Desde o lançamento do o1 da OpenAI em setembro de 2024, e especialmente após o DeepSeek-R1 em janeiro de 2025, uma questão técnica domina os laboratórios de pesquisa: os modelos de raciocínio estão de fato raciocinando — derivando conclusões novas a partir de premissas — ou estão executando recuperação sofisticada de padrões memorizados durante o treinamento?
A resposta importa porque determina os limites reais dessas arquiteturas. Se for raciocínio genuíno, os modelos podem resolver problemas que nunca viram. Se for memorização avançada, sua utilidade colapsa exatamente nos problemas onde mais importa: os inéditos.
O que São Modelos de Raciocínio
Modelos como o o1, o o3 e o DeepSeek-R1 diferem dos LLMs convencionais em uma dimensão fundamental: recebem um orçamento de compute para "pensar" antes de responder. Essa cadeia de pensamento intermediária — a chain-of-thought — é visível no DeepSeek-R1 (open weights) e no Gemini 2.5, mas opaca nos modelos da OpenAI.

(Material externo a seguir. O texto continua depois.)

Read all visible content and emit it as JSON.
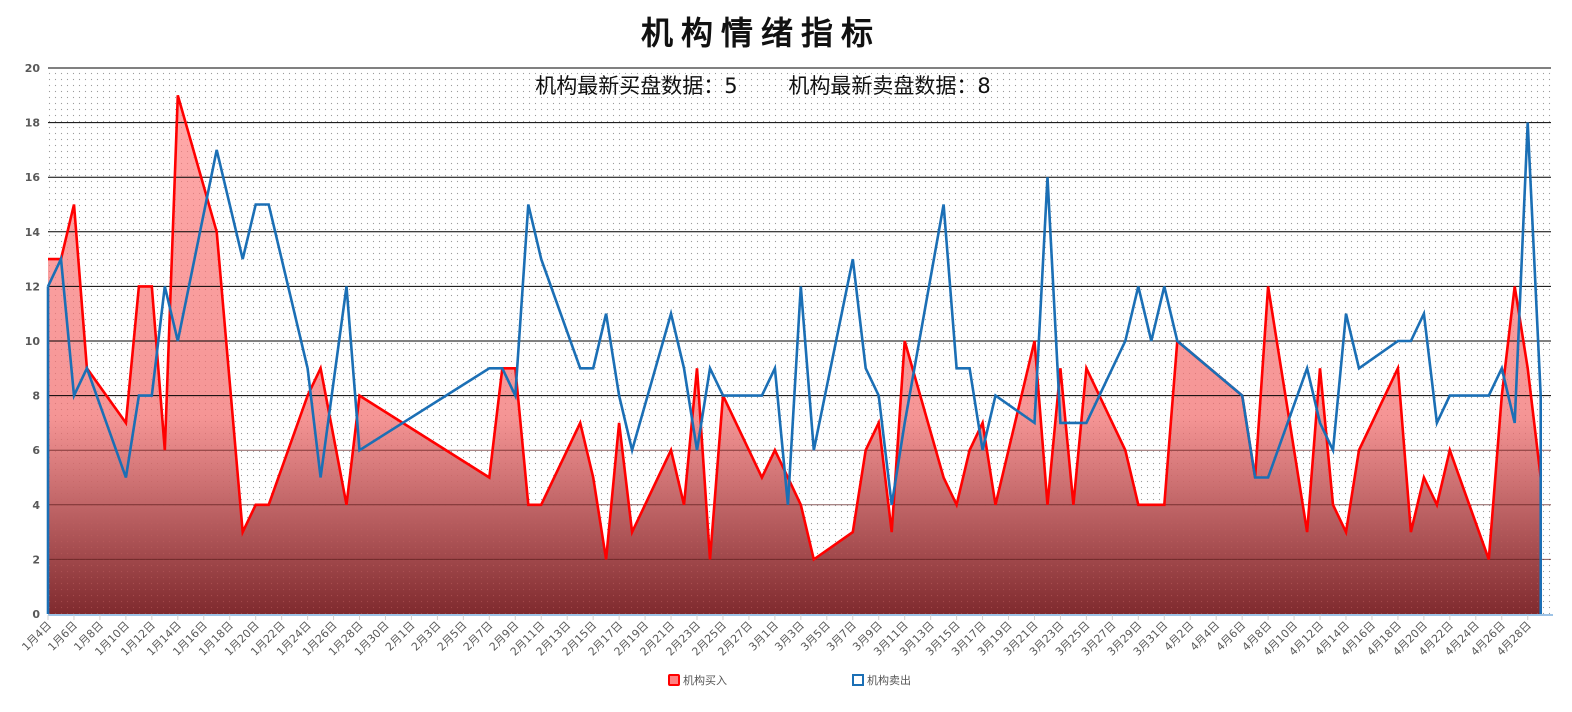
{
  "title": "机构情绪指标",
  "subtitle": {
    "buy_label": "机构最新买盘数据：",
    "buy_value": "5",
    "sell_label": "机构最新卖盘数据：",
    "sell_value": "8"
  },
  "legend": {
    "buy": "机构买入",
    "sell": "机构卖出"
  },
  "colors": {
    "buy_line": "#ff0000",
    "buy_fill_top": "#ffaaaa",
    "buy_fill_bottom": "#7f2a2e",
    "sell_line": "#1b6fb5",
    "grid": "#000000",
    "axis_text": "#595959"
  },
  "chart_data": {
    "type": "area",
    "title": "机构情绪指标",
    "subtitle": "机构最新买盘数据：5    机构最新卖盘数据：8",
    "xlabel": "",
    "ylabel": "",
    "ylim": [
      0,
      20
    ],
    "yticks": [
      0,
      2,
      4,
      6,
      8,
      10,
      12,
      14,
      16,
      18,
      20
    ],
    "grid": true,
    "legend_position": "bottom",
    "x_axis": {
      "type": "date",
      "start": "1月4日",
      "end": "4月29日",
      "tick_step_days": 2
    },
    "x_tick_labels": [
      "1月4日",
      "1月6日",
      "1月8日",
      "1月10日",
      "1月12日",
      "1月14日",
      "1月16日",
      "1月18日",
      "1月20日",
      "1月22日",
      "1月24日",
      "1月26日",
      "1月28日",
      "1月30日",
      "2月1日",
      "2月3日",
      "2月5日",
      "2月7日",
      "2月9日",
      "2月11日",
      "2月13日",
      "2月15日",
      "2月17日",
      "2月19日",
      "2月21日",
      "2月23日",
      "2月25日",
      "2月27日",
      "3月1日",
      "3月3日",
      "3月5日",
      "3月7日",
      "3月9日",
      "3月11日",
      "3月13日",
      "3月15日",
      "3月17日",
      "3月19日",
      "3月21日",
      "3月23日",
      "3月25日",
      "3月27日",
      "3月29日",
      "3月31日",
      "4月2日",
      "4月4日",
      "4月6日",
      "4月8日",
      "4月10日",
      "4月12日",
      "4月14日",
      "4月16日",
      "4月18日",
      "4月20日",
      "4月22日",
      "4月24日",
      "4月26日",
      "4月28日"
    ],
    "categories": [
      "1月4日",
      "1月5日",
      "1月6日",
      "1月7日",
      "1月10日",
      "1月11日",
      "1月12日",
      "1月13日",
      "1月14日",
      "1月17日",
      "1月19日",
      "1月20日",
      "1月21日",
      "1月24日",
      "1月25日",
      "1月27日",
      "1月28日",
      "2月7日",
      "2月8日",
      "2月9日",
      "2月10日",
      "2月11日",
      "2月14日",
      "2月15日",
      "2月16日",
      "2月17日",
      "2月18日",
      "2月21日",
      "2月22日",
      "2月23日",
      "2月24日",
      "2月25日",
      "2月28日",
      "3月1日",
      "3月2日",
      "3月3日",
      "3月4日",
      "3月7日",
      "3月8日",
      "3月9日",
      "3月10日",
      "3月11日",
      "3月14日",
      "3月15日",
      "3月16日",
      "3月17日",
      "3月18日",
      "3月21日",
      "3月22日",
      "3月23日",
      "3月24日",
      "3月25日",
      "3月28日",
      "3月29日",
      "3月30日",
      "3月31日",
      "4月1日",
      "4月6日",
      "4月7日",
      "4月8日",
      "4月11日",
      "4月12日",
      "4月13日",
      "4月14日",
      "4月15日",
      "4月18日",
      "4月19日",
      "4月20日",
      "4月21日",
      "4月22日",
      "4月25日",
      "4月26日",
      "4月27日",
      "4月28日",
      "4月29日"
    ],
    "day_offsets": [
      0,
      1,
      2,
      3,
      6,
      7,
      8,
      9,
      10,
      13,
      15,
      16,
      17,
      20,
      21,
      23,
      24,
      34,
      35,
      36,
      37,
      38,
      41,
      42,
      43,
      44,
      45,
      48,
      49,
      50,
      51,
      52,
      55,
      56,
      57,
      58,
      59,
      62,
      63,
      64,
      65,
      66,
      69,
      70,
      71,
      72,
      73,
      76,
      77,
      78,
      79,
      80,
      83,
      84,
      85,
      86,
      87,
      92,
      93,
      94,
      97,
      98,
      99,
      100,
      101,
      104,
      105,
      106,
      107,
      108,
      111,
      112,
      113,
      114,
      115
    ],
    "series": [
      {
        "name": "机构买入",
        "style": "area",
        "values": [
          13,
          13,
          15,
          9,
          7,
          12,
          12,
          6,
          19,
          14,
          3,
          4,
          4,
          8,
          9,
          4,
          8,
          5,
          9,
          9,
          4,
          4,
          7,
          5,
          2,
          7,
          3,
          6,
          4,
          9,
          2,
          8,
          5,
          6,
          5,
          4,
          2,
          3,
          6,
          7,
          3,
          10,
          5,
          4,
          6,
          7,
          4,
          10,
          4,
          9,
          4,
          9,
          6,
          4,
          4,
          4,
          10,
          8,
          5,
          12,
          3,
          9,
          4,
          3,
          6,
          9,
          3,
          5,
          4,
          6,
          2,
          8,
          12,
          9,
          5
        ]
      },
      {
        "name": "机构卖出",
        "style": "line",
        "values": [
          12,
          13,
          8,
          9,
          5,
          8,
          8,
          12,
          10,
          17,
          13,
          15,
          15,
          9,
          5,
          12,
          6,
          9,
          9,
          8,
          15,
          13,
          9,
          9,
          11,
          8,
          6,
          11,
          9,
          6,
          9,
          8,
          8,
          9,
          4,
          12,
          6,
          13,
          9,
          8,
          4,
          7,
          15,
          9,
          9,
          6,
          8,
          7,
          16,
          7,
          7,
          7,
          10,
          12,
          10,
          12,
          10,
          8,
          5,
          5,
          9,
          7,
          6,
          11,
          9,
          10,
          10,
          11,
          7,
          8,
          8,
          9,
          7,
          18,
          8
        ]
      }
    ]
  }
}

O o3 introduziu compute adaptativo: perguntas simples recebem cadeias curtas; problemas complexos recebem cadeias longas. O resultado prático foi substancial — o DeepSeek-R1 melhorou a acurácia no benchmark AIME de 15,6% para 71% usando raciocínio estendido. Esse salto não veio de parâmetros adicionais, mas de mais compute em tempo de inferência.
O Que o DeepSeek-R1 Revelou Sobre Como Modelos Aprendem a Raciocinar
O aspecto mais cientificamente interessante do DeepSeek-R1 não foi sua performance — foi seu método de treinamento. Em vez de supervisionar o processo de raciocínio passo a passo (como o o1 provavelmente faz), a DeepSeek usou GRPO — uma forma de reinforcement learning onde o modelo descobre como raciocinar por tentativa e erro, recompensado apenas por acertar a resposta final.
O modelo não foi instruído sobre "como raciocinar". Desenvolveu estruturas de raciocínio por conta própria. Isso é um resultado significativo: comportamento de raciocínio sofisticado pode emergir de RL sem datasets massivos de raciocínio supervisionado. A pesquisa "Thoughtology" publicada no Transactions on Machine Learning Research em 2026 analisou sistematicamente o comportamento de raciocínio do DeepSeek-R1 e encontrou que seus pensamentos seguem uma estrutura consistente — similar a padrões de processamento de linguagem humana.
O Problema: Raciocínio Não É Universal
A evidência que complica a narrativa otimista: raciocínio não é uniformemente melhor. Pesquisas de 2025-2026 mostram que chain-of-thought pode degradar performance quando a verbalização do raciocínio introduz complexidade desnecessária — ou quando a tarefa simplesmente não requer raciocínio sequencial.
Um estudo comparando DeepSeek-R1 e o3-mini em avaliação de tradução automática e sumarização mostrou resultados contraintuitivos: o o3-mini melhorou com raciocínio estendido em tradução, mas o DeepSeek-R1 geralmente teve desempenho inferior à sua variante sem raciocínio nas mesmas tarefas — exceto em avaliação de consistência de sumarização. O raciocínio ajuda em problemas que requerem inferência multi-etapa. Atrapalha em tarefas que não requerem.
Test-Time Compute: A Inversão do Paradigma
A implicação arquitetural mais profunda dos modelos de raciocínio é a inversão do paradigma de compute. Desde 2017, a IA foi dominada por treinamento — a maior parte do investimento computacional vai para criar o modelo, e inferência é barata. Os modelos de raciocínio inverteram parcialmente isso: compute de inferência cresce com a complexidade do problema.
Analistas projetam que até 2030, compute de inferência representará 75% do total de compute em IA — uma inversão completa do paradigma dominante dos anos 2020. Isso tem implicações diretas para hardware (quem se beneficia de inferência eficiente em vez de treinamento massivo) e para arquitetura (modelos esparsos e MoE ganham relevância adicional porque reduzem custo por token em inferência).
A Questão Aberta
A pesquisa de interpretabilidade mecanística — especialmente os trabalhos de 2025-2026 da Anthropic sobre circuit tracing — começa a iluminar o que acontece internamente durante uma chain-of-thought. Os primeiros resultados sugerem que modelos formam representações intermediárias genuínas durante o raciocínio, não apenas recuperam padrões. Mas "genuíno" e "útil para problemas inéditos" não são sinônimos.
A questão raciocínio vs. memorização permanece aberta — e é uma das mais importantes da pesquisa de fronteira em 2026. Porque a resposta determina se os próximos modelos serão mais capazes por serem mais inteligentes, ou apenas por terem memorizado mais.